Kansas City reportedly is competing with Louisville, Ky., for the privilege of hosting the Raptors if a move becomes necessary.
The NBA and the Raptors have not formally responded to the letter.
The NHL is facing a larger dilemma than one team moving. Multiple reports say an all-Canada division is being considered as part of a temporary realignment for the 2020-21 season. The league’s seven Canada-based clubs — Calgary, Edmonton, Montreal, Ottawa, Toronto, Vancouver and Winnipeg — would only play each other and not venture south of the border, at least for the early part of the season.

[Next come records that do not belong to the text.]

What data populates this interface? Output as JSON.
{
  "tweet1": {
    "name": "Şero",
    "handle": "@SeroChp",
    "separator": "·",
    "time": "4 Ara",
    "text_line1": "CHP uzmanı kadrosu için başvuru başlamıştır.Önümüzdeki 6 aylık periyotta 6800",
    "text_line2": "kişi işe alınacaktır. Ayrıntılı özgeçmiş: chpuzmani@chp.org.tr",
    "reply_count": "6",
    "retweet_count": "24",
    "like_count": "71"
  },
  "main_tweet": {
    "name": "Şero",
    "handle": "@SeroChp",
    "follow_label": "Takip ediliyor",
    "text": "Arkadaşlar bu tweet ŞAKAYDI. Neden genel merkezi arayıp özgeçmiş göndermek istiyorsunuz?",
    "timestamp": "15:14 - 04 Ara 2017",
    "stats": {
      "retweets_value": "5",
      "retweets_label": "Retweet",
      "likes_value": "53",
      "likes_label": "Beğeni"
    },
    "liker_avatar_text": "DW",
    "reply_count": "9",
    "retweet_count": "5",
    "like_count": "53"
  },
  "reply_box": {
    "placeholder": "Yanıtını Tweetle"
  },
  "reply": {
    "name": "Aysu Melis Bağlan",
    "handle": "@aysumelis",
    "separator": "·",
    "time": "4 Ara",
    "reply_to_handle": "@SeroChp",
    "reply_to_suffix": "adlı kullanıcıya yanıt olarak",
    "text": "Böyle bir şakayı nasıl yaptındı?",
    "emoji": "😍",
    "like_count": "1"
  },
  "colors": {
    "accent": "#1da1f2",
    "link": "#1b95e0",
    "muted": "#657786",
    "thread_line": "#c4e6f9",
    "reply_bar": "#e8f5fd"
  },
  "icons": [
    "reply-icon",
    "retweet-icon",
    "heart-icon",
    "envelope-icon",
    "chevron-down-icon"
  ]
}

Realignment might also have to be on the NBA’s docket if the Raptors move to Kansas City. They play in the Atlantic Division with the Celtics, Nets, Knicks and 76ers. The league could add them to the Central Division with the Bulls, Cavaliers, Pistons, Pacers and Bucks. Or, it could continue to stress the conference standings format and not be concerned about which division in the East houses the team.